In 14 percent and 20 percent of patients in the RIB and placebo arms, the 2L therapy was a CDK4/6 inhibitor. Of these, 31 percent and 12 percent were RIB.

Regardless of the type of 2L therapy, duration of both 1L and 2L therapies was generally longer for patients treated with RIB vs placebo (Figure). In both arms of the study, patients who received 2L chemo had the shortest study treatment duration.
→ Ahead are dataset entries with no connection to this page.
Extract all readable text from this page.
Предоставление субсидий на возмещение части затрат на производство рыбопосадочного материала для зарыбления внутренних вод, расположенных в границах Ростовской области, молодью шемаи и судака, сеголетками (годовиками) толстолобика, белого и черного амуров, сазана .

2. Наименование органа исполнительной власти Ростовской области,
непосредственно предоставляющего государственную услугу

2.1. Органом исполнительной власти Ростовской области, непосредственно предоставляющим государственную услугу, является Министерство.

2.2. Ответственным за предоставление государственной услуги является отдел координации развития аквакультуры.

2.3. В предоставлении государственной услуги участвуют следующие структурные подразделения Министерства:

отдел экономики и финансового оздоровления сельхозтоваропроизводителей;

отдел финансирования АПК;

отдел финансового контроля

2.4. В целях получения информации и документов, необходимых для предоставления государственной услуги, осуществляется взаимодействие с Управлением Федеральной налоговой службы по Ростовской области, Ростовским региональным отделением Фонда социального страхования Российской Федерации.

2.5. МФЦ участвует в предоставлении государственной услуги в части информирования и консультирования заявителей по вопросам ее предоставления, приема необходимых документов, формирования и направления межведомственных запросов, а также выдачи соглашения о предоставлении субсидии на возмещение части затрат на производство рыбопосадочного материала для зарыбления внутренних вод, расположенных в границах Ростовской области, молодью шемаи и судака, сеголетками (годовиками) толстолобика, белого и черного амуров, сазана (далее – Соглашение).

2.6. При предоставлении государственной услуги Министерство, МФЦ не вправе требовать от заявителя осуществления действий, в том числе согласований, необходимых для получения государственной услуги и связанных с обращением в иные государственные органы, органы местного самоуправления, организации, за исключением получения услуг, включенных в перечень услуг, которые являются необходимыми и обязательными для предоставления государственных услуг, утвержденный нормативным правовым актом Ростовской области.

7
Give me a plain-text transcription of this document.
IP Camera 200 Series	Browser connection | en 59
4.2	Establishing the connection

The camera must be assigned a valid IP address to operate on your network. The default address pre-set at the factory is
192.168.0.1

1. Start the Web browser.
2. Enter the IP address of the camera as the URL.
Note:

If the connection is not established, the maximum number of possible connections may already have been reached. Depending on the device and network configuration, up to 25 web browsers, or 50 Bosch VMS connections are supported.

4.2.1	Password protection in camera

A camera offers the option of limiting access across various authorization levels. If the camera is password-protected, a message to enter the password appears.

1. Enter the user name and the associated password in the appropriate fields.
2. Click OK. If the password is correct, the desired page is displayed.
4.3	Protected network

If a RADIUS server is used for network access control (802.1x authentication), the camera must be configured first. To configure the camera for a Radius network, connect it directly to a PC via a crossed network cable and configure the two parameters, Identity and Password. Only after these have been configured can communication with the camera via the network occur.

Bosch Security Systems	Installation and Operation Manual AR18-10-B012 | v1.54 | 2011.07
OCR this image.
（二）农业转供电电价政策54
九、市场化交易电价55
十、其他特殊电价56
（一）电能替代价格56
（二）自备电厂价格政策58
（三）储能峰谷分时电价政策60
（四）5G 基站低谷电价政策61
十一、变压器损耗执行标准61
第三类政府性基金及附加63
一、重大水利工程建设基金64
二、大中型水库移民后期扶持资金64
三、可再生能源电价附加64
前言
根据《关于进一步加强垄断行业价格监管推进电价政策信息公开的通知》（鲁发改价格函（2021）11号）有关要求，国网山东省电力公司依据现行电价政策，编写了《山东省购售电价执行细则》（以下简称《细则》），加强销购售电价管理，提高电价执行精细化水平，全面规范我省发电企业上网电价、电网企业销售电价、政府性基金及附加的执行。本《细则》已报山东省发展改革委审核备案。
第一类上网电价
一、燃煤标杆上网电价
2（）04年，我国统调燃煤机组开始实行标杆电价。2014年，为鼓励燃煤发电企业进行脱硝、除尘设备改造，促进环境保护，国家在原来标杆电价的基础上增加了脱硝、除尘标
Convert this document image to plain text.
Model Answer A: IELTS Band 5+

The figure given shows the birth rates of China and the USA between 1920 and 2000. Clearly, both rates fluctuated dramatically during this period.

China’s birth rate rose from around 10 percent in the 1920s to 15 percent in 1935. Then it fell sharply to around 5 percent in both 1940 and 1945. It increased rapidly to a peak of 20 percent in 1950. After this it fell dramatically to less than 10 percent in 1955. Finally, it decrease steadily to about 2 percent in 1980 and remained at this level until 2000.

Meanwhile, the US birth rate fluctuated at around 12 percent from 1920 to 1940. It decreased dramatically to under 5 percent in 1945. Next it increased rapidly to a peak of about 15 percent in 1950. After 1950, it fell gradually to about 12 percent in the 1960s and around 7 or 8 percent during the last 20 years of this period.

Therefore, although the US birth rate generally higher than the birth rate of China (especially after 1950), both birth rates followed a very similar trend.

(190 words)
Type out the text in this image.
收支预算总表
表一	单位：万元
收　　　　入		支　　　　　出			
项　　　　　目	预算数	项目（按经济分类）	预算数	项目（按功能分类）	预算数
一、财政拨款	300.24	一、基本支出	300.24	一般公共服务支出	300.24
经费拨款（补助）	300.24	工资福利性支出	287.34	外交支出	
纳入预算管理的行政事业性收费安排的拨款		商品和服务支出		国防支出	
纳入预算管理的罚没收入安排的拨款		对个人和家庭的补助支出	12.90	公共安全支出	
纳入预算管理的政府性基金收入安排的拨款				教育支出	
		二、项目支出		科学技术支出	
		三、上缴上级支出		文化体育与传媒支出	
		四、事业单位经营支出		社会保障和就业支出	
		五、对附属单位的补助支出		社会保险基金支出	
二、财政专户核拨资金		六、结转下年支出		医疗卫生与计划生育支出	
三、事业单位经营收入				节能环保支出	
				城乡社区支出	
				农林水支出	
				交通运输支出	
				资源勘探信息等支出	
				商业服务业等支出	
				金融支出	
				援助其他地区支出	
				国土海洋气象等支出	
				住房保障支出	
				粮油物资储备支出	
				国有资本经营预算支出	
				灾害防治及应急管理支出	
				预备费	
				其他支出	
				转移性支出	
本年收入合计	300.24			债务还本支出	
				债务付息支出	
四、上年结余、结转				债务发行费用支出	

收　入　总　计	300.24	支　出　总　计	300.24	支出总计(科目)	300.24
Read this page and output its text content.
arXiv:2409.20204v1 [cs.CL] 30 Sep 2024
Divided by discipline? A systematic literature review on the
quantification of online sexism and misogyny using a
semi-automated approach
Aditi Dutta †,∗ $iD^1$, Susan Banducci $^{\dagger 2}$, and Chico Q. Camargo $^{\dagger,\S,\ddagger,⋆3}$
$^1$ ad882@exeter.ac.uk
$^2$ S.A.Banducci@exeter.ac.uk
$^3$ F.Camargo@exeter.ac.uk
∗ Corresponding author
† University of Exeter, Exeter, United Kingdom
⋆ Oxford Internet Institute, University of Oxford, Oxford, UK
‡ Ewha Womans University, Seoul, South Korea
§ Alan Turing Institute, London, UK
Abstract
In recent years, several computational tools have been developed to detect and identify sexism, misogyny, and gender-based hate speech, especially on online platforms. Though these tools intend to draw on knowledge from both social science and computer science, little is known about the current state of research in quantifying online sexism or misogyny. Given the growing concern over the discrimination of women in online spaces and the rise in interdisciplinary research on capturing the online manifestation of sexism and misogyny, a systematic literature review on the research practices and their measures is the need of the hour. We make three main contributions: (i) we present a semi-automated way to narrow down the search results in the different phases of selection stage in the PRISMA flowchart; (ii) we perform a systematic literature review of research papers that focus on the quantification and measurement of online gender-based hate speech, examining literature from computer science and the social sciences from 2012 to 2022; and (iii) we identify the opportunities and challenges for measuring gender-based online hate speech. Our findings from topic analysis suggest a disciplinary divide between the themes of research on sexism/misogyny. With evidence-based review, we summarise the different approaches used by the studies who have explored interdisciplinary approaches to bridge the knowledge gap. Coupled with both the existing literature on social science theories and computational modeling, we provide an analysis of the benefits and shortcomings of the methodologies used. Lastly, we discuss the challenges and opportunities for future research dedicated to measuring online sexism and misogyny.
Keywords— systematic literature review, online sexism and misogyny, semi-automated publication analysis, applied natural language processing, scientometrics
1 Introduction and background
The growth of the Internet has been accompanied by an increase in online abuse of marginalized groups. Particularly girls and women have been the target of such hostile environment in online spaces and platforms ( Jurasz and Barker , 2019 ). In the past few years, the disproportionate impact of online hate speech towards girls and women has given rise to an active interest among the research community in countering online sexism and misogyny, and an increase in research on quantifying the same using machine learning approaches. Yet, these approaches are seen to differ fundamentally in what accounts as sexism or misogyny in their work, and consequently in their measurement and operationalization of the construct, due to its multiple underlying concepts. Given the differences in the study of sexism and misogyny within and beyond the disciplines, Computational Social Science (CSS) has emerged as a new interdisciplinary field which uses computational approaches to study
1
By comparison, those who went on to receive 2L targeted therapy combination, regardless of the treatment arm, had the longest study treatment duration.

Survival patterns after 1L RIB + ET
Among patients on 1L RIB plus ET, subsequent use of CDK4/6 inhibitor was associated with the longest median OS at 84 months, followed by ET monotherapy, and non-CDK4/6 inhibitor targeted therapy. Interestingly, 2L chemo was associated with the shortest mOS at 37.4 months (Table).

Ultimately, Hamilton said decisions about which 2L therapy to use depend on how well the patients did on prior therapy, as well as disease characteristics at the time of discontinuation of, or progression on, prior therapy.